Ces expériences, répétées avec d’autres textes, me convainquent de l’utilité pédagogique et scientifique de Wikisource. C’est d’abord un excellent outil pour apprendre à être attentif aux détails du texte imprimé original. Il apprend aussi à se relire et à relire les autres. Et surtout il invite à se poser des questions. Que faire de ce mot qui semble mal orthographié ? Faut-il corriger cette incohérence ? Que signifient ces italiques ? Faut-il garder cette disposition du texte ? La meilleure configuration est celle de l’atelier, quand un groupe d’étudiant·es travaille en même temps dans une même salle informatique. Alors les questions et les réponses sont nombreuses et l’on découvre ensemble de nombreux aspects du texte. On comprend mieux l’un des atouts paradoxaux des projets Wikimédia : le travail des amateurs. Les étudiant·es connaissent mal la Révolution et les romans du tournant des Lumières. Tant mieux ! Ils posent d’autant plus de questions et font souvent apparaître des aspects du texte auxquels je n’avais pas fait attention. Une dernière chose sur ce point : nous avons souvent été aidés, pendant que nous éditions des textes, par des utilisatrices ou des utilisateurs de Wikisource plus avertis que nous : quelle chance !
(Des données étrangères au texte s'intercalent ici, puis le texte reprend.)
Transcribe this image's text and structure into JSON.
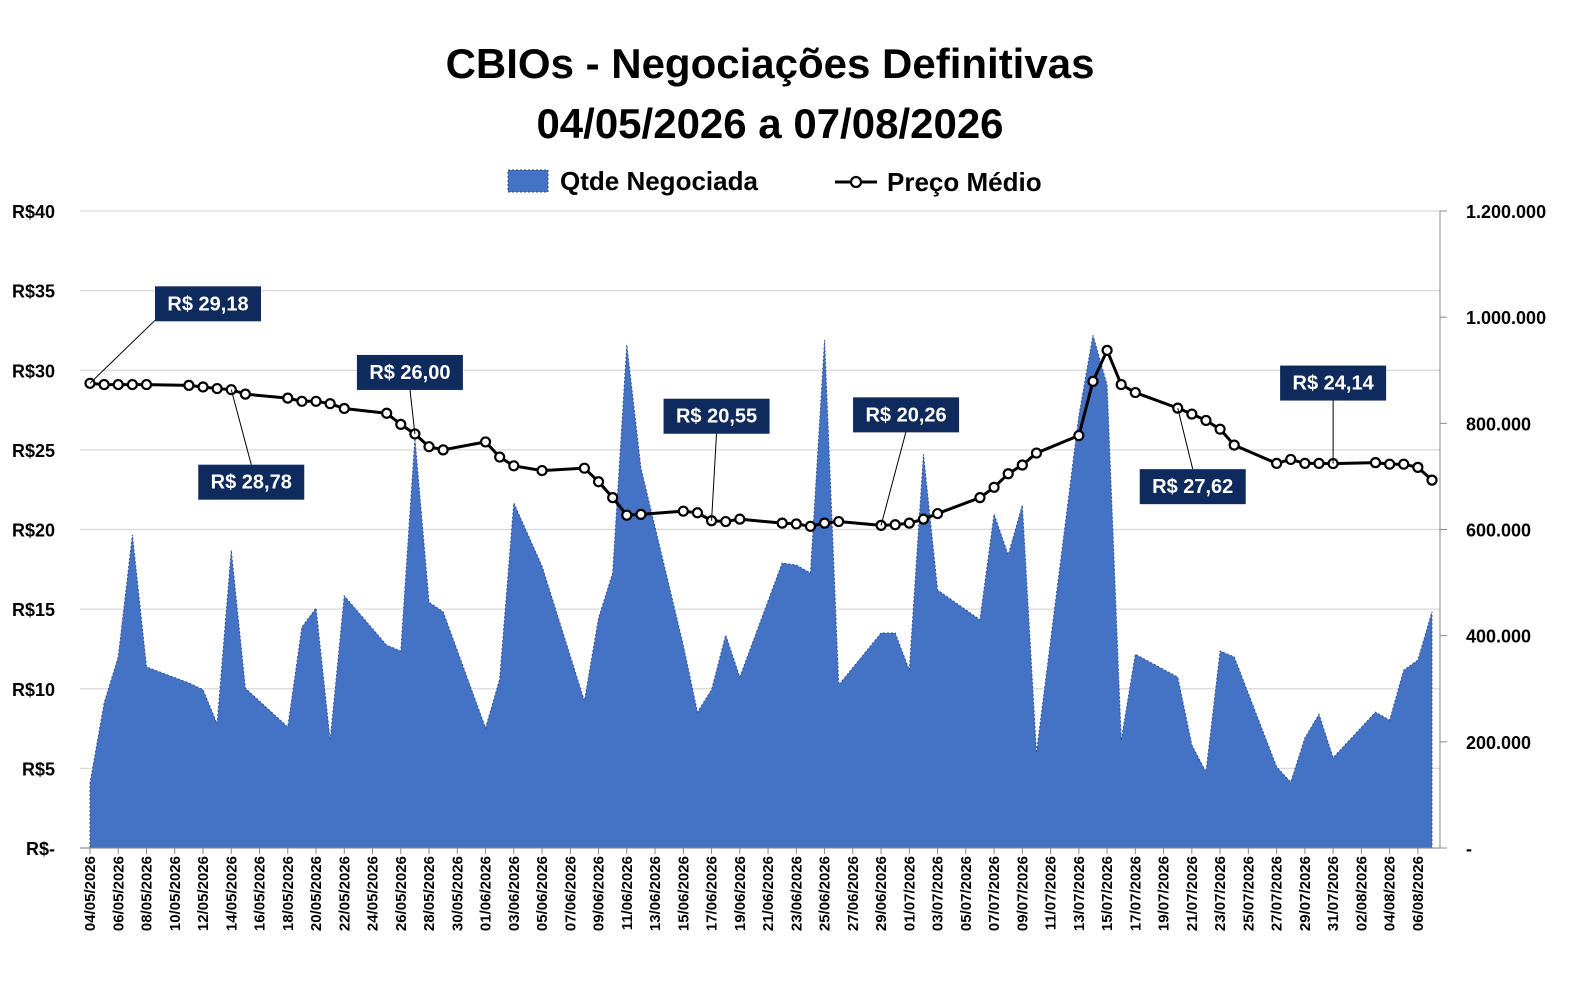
{
  "chart_data": {
    "type": "combo",
    "title": "CBIOs - Negociações Definitivas",
    "subtitle": "04/05/2026 a 07/08/2026",
    "legend": "top",
    "grid": true,
    "x": [
      "04/05/2026",
      "05/05/2026",
      "06/05/2026",
      "07/05/2026",
      "08/05/2026",
      "11/05/2026",
      "12/05/2026",
      "13/05/2026",
      "14/05/2026",
      "15/05/2026",
      "18/05/2026",
      "19/05/2026",
      "20/05/2026",
      "21/05/2026",
      "22/05/2026",
      "25/05/2026",
      "26/05/2026",
      "27/05/2026",
      "28/05/2026",
      "29/05/2026",
      "01/06/2026",
      "02/06/2026",
      "03/06/2026",
      "05/06/2026",
      "08/06/2026",
      "09/06/2026",
      "10/06/2026",
      "11/06/2026",
      "12/06/2026",
      "15/06/2026",
      "16/06/2026",
      "17/06/2026",
      "18/06/2026",
      "19/06/2026",
      "22/06/2026",
      "23/06/2026",
      "24/06/2026",
      "25/06/2026",
      "26/06/2026",
      "29/06/2026",
      "30/06/2026",
      "01/07/2026",
      "02/07/2026",
      "03/07/2026",
      "06/07/2026",
      "07/07/2026",
      "08/07/2026",
      "09/07/2026",
      "10/07/2026",
      "13/07/2026",
      "14/07/2026",
      "15/07/2026",
      "16/07/2026",
      "17/07/2026",
      "20/07/2026",
      "21/07/2026",
      "22/07/2026",
      "23/07/2026",
      "24/07/2026",
      "27/07/2026",
      "28/07/2026",
      "29/07/2026",
      "30/07/2026",
      "31/07/2026",
      "03/08/2026",
      "04/08/2026",
      "05/08/2026",
      "06/08/2026",
      "07/08/2026"
    ],
    "xlim": [
      "04/05/2026",
      "07/08/2026"
    ],
    "xticks": [
      "04/05/2026",
      "06/05/2026",
      "08/05/2026",
      "10/05/2026",
      "12/05/2026",
      "14/05/2026",
      "16/05/2026",
      "18/05/2026",
      "20/05/2026",
      "22/05/2026",
      "24/05/2026",
      "26/05/2026",
      "28/05/2026",
      "30/05/2026",
      "01/06/2026",
      "03/06/2026",
      "05/06/2026",
      "07/06/2026",
      "09/06/2026",
      "11/06/2026",
      "13/06/2026",
      "15/06/2026",
      "17/06/2026",
      "19/06/2026",
      "21/06/2026",
      "23/06/2026",
      "25/06/2026",
      "27/06/2026",
      "29/06/2026",
      "01/07/2026",
      "03/07/2026",
      "05/07/2026",
      "07/07/2026",
      "09/07/2026",
      "11/07/2026",
      "13/07/2026",
      "15/07/2026",
      "17/07/2026",
      "19/07/2026",
      "21/07/2026",
      "23/07/2026",
      "25/07/2026",
      "27/07/2026",
      "29/07/2026",
      "31/07/2026",
      "02/08/2026",
      "04/08/2026",
      "06/08/2026"
    ],
    "ylim": [
      0,
      40
    ],
    "yticks": [
      {
        "value": 0,
        "label": "R$-"
      },
      {
        "value": 5,
        "label": "R$5"
      },
      {
        "value": 10,
        "label": "R$10"
      },
      {
        "value": 15,
        "label": "R$15"
      },
      {
        "value": 20,
        "label": "R$20"
      },
      {
        "value": 25,
        "label": "R$25"
      },
      {
        "value": 30,
        "label": "R$30"
      },
      {
        "value": 35,
        "label": "R$35"
      },
      {
        "value": 40,
        "label": "R$40"
      }
    ],
    "y2lim": [
      0,
      1200000
    ],
    "y2ticks": [
      {
        "value": 0,
        "label": "-"
      },
      {
        "value": 200000,
        "label": "200.000"
      },
      {
        "value": 400000,
        "label": "400.000"
      },
      {
        "value": 600000,
        "label": "600.000"
      },
      {
        "value": 800000,
        "label": "800.000"
      },
      {
        "value": 1000000,
        "label": "1.000.000"
      },
      {
        "value": 1200000,
        "label": "1.200.000"
      }
    ],
    "series": [
      {
        "name": "Qtde Negociada",
        "type": "area",
        "axis": "y2",
        "color": "#4472c4",
        "values": [
          122000,
          273000,
          360000,
          590000,
          341000,
          311000,
          298000,
          234000,
          561000,
          301000,
          228000,
          416000,
          452000,
          203000,
          475000,
          382000,
          371000,
          772000,
          463000,
          445000,
          226000,
          318000,
          650000,
          531000,
          277000,
          433000,
          518000,
          948000,
          716000,
          382000,
          256000,
          298000,
          401000,
          322000,
          537000,
          533000,
          518000,
          957000,
          307000,
          405000,
          405000,
          335000,
          742000,
          486000,
          430000,
          629000,
          552000,
          646000,
          179000,
          814000,
          966000,
          872000,
          203000,
          365000,
          322000,
          194000,
          143000,
          371000,
          360000,
          153000,
          124000,
          207000,
          252000,
          170000,
          256000,
          241000,
          335000,
          354000,
          445000
        ]
      },
      {
        "name": "Preço Médio",
        "type": "line",
        "color": "#000000",
        "values": [
          29.18,
          29.1,
          29.1,
          29.1,
          29.1,
          29.05,
          28.95,
          28.85,
          28.78,
          28.5,
          28.25,
          28.05,
          28.05,
          27.9,
          27.6,
          27.3,
          26.6,
          26.0,
          25.2,
          25.0,
          25.5,
          24.55,
          24.0,
          23.7,
          23.85,
          23.0,
          22.0,
          20.9,
          20.95,
          21.15,
          21.05,
          20.55,
          20.5,
          20.65,
          20.4,
          20.35,
          20.2,
          20.4,
          20.5,
          20.26,
          20.3,
          20.4,
          20.65,
          21.0,
          22.0,
          22.65,
          23.5,
          24.05,
          24.8,
          25.9,
          29.3,
          31.25,
          29.1,
          28.6,
          27.62,
          27.25,
          26.85,
          26.3,
          25.3,
          24.15,
          24.4,
          24.15,
          24.15,
          24.14,
          24.2,
          24.1,
          24.1,
          23.9,
          23.1
        ],
        "value_labels": [
          "R$ 29,18",
          null,
          null,
          null,
          null,
          null,
          null,
          null,
          "R$ 28,78",
          null,
          null,
          null,
          null,
          null,
          null,
          null,
          null,
          "R$ 26,00",
          null,
          null,
          null,
          null,
          null,
          null,
          null,
          null,
          null,
          null,
          null,
          null,
          null,
          "R$ 20,55",
          null,
          null,
          null,
          null,
          null,
          null,
          null,
          "R$ 20,26",
          null,
          null,
          null,
          null,
          null,
          null,
          null,
          null,
          null,
          null,
          null,
          null,
          null,
          null,
          "R$ 27,62",
          null,
          null,
          null,
          null,
          null,
          null,
          null,
          null,
          "R$ 24,14",
          null,
          null,
          null,
          null,
          null
        ]
      }
    ]
  }
}
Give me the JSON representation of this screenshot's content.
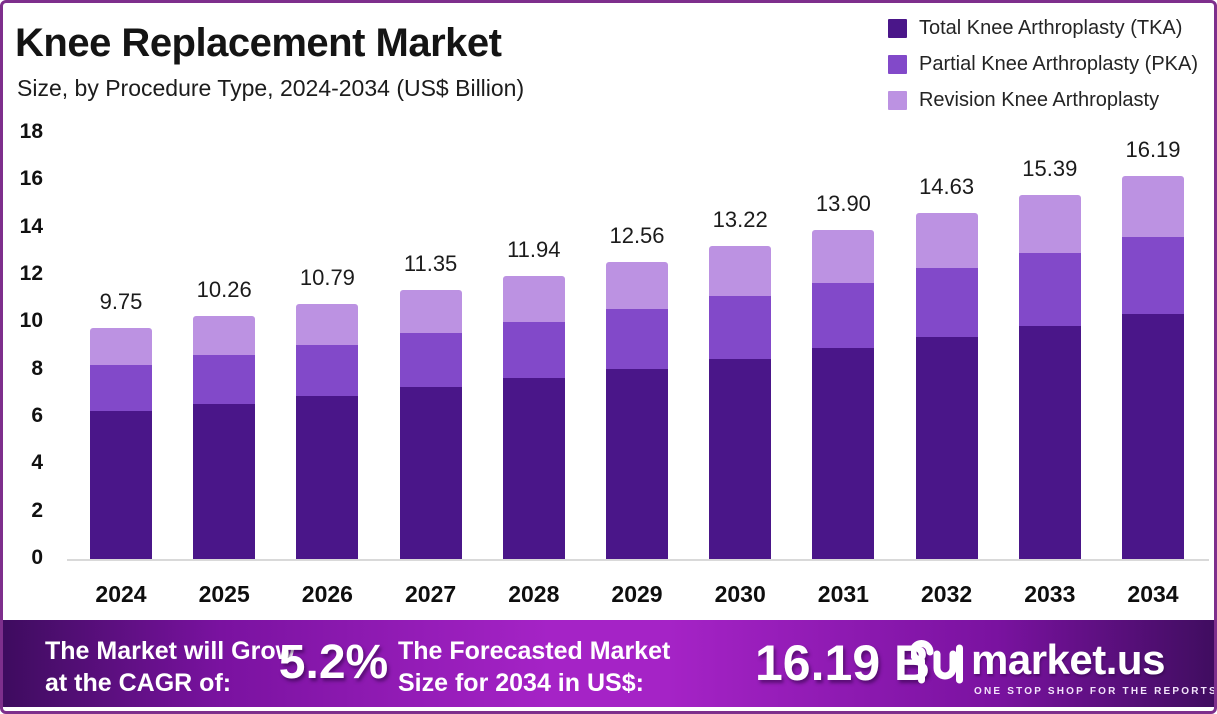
{
  "header": {
    "title": "Knee Replacement Market",
    "subtitle": "Size, by Procedure Type, 2024-2034 (US$ Billion)"
  },
  "legend": [
    {
      "label": "Total Knee Arthroplasty (TKA)",
      "color": "#4A1689"
    },
    {
      "label": "Partial Knee Arthroplasty (PKA)",
      "color": "#8249C9"
    },
    {
      "label": "Revision Knee Arthroplasty",
      "color": "#BC92E2"
    }
  ],
  "chart_data": {
    "type": "bar",
    "stacked": true,
    "title": "Knee Replacement Market Size, by Procedure Type, 2024-2034 (US$ Billion)",
    "xlabel": "",
    "ylabel": "US$ Billion",
    "ylim": [
      0,
      18
    ],
    "yticks": [
      0,
      2,
      4,
      6,
      8,
      10,
      12,
      14,
      16,
      18
    ],
    "grid": false,
    "legend_position": "top-right",
    "categories": [
      "2024",
      "2025",
      "2026",
      "2027",
      "2028",
      "2029",
      "2030",
      "2031",
      "2032",
      "2033",
      "2034"
    ],
    "series": [
      {
        "name": "Total Knee Arthroplasty (TKA)",
        "color": "#4A1689",
        "values": [
          6.24,
          6.57,
          6.9,
          7.26,
          7.64,
          8.04,
          8.46,
          8.9,
          9.36,
          9.85,
          10.36
        ]
      },
      {
        "name": "Partial Knee Arthroplasty (PKA)",
        "color": "#8249C9",
        "values": [
          1.95,
          2.05,
          2.16,
          2.27,
          2.39,
          2.51,
          2.64,
          2.78,
          2.93,
          3.08,
          3.24
        ]
      },
      {
        "name": "Revision Knee Arthroplasty",
        "color": "#BC92E2",
        "values": [
          1.56,
          1.64,
          1.73,
          1.82,
          1.91,
          2.01,
          2.12,
          2.22,
          2.34,
          2.46,
          2.59
        ]
      }
    ],
    "totals": [
      9.75,
      10.26,
      10.79,
      11.35,
      11.94,
      12.56,
      13.22,
      13.9,
      14.63,
      15.39,
      16.19
    ]
  },
  "footer": {
    "growth_line1": "The Market will Grow",
    "growth_line2": "at the CAGR of:",
    "cagr_value": "5.2%",
    "forecast_line1": "The Forecasted Market",
    "forecast_line2": "Size for 2034 in US$:",
    "forecast_value": "16.19 B",
    "brand_name": "market.us",
    "brand_tagline": "ONE STOP SHOP FOR THE REPORTS"
  },
  "colors": {
    "page_border": "#7E2F8C",
    "banner_edge": "#3E0C5F",
    "banner_center": "#A523C6",
    "baseline": "#D9D9D9"
  }
}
Qu’apporte une édition papier grand public de ce type de textes par rapport à une édition ancienne ou une édition scientifique ?

On parle de plus en plus des femmes oubliées de l’histoire ou des autrices invisibilisées, et tant mieux ! Mais comment les faire connaître et surtout les faire lire ? La recherche en littérature peut avoir ce rôle : indépendamment des questions de genre, elle interroge les traditions littéraires et les fait évoluer. Sans les travaux qui lui ont été consacrés depuis quarante ans seulement, Olympe de Gouges serait restée dans l’oubli. Mes collègues qui travaillent sur le tournant des Lumières ont déjà entendu parler de Gacon-Dufour. L’édition critique numérique de la Femme grenadier leur est principalement destinée, comme l’article que j’ai publié dans une revue scientifique par la suite. J’espère que les études sur cette autrice et sur son œuvre seront de plus en plus nombreuses, mais, sauf surprise, tout cela se fera lentement et modestement, dans le temps long de la recherche.

Avec l’édition pour Le Temps des Cerises, c’est autre chose ! Il est possible que Gacon-Dufour, deux cents ans après, retrouve un public : qu’on la lise et qu’on aime la lire. L’éditeur donne cette chance au texte par les moyens financiers qu’il peut engager et par les différentes personnes qu’il implique dans le projet : l’imprimeur pour la fabrication d’un bel objet, le diffuseur qui fait connaître le livre aux distributeurs, les libraires qui le vendent et qui peut-être vont le recommander. Un réseau de professionnels du livre est susceptible de s’emparer de La Femme grenadier et de la faire exister. C’est beaucoup. Et ce n’est pas tout ! Grâce à Marine Roussillon, la directrice de la collection « Le Temps littéraire », l’artiste Dugudus a créé une magnifique couverture, qui dit très bien ce que veut être ce livre : un livre pour aujourd’hui.

La Femme grenadier, suivi de Faut-il interdire aux femmes d’apprendre à lire ? est disponible en librairie depuis le 3 mars. Merci à Olivier Ritz et aux éditions Le Temps des Cerises d’avoir envoyé un exemplaire à notre association.